Abstract

Among the vertical-axis turbine groups for small-scale wind and hydrokinetic applications, the Savonius type is considered practical due to its simple construction, easy maintenance, and good self-starting characteristics. Unfortunately, it has a poor efficiency due to the exertion of negative torques during its returning sweeps. Recently, the technique of controlled dynamic venting has been shown to reduce this negative torque on a two-bladed Savonius rotor while preserving its omnidirectional capability. That investigation was extended in this numerical study by refining the controllable flaps of the same rotor to improve its performance using a two-stage optimization procedure.

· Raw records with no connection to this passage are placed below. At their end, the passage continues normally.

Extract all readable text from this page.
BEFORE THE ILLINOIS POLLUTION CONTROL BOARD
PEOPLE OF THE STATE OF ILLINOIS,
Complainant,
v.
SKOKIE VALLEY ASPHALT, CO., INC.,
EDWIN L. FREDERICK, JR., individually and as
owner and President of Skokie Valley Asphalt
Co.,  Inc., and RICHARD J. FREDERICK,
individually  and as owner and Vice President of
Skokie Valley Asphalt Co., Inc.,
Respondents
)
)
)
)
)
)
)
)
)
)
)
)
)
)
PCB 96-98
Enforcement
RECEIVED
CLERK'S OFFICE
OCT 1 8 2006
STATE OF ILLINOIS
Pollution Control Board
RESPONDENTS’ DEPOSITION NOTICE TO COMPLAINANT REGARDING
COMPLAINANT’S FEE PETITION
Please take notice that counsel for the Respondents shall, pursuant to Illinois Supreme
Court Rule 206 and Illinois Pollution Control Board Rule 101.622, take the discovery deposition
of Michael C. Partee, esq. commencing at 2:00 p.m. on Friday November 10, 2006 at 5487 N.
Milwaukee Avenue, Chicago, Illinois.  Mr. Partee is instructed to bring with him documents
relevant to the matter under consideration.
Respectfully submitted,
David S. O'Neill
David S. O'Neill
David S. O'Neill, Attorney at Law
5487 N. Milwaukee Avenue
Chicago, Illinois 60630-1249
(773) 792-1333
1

In the first stage, the design parameters of the controllable flaps were optimized using the Taguchi and Analysis of Variance (ANOVA) methods. In this analysis, the flap length was found to be the most significant parameter affecting the rotor performance with a contribution ratio of 79.8%, in contrast to a ratio of only 6.7% by the least effective parameter: the flap opening angle. The first optimization stage produced an improvement of 16.7% on the average power coefficient (CP) of the vented rotor, compared to the unvented one, at the optimal tip-speed ratio (TSR) of 1.0. In the second stage, the flap length was refined further to a shorter flap of 22.5% of the blade length, resulting in an improvement of 21% on the same metric at the same TSR. Crucially, these controllable flaps only used an energy cost of 6.1% of the total energy produced by the rotor, a significant improvement from the 12.2% energy cost obtained in the previous study.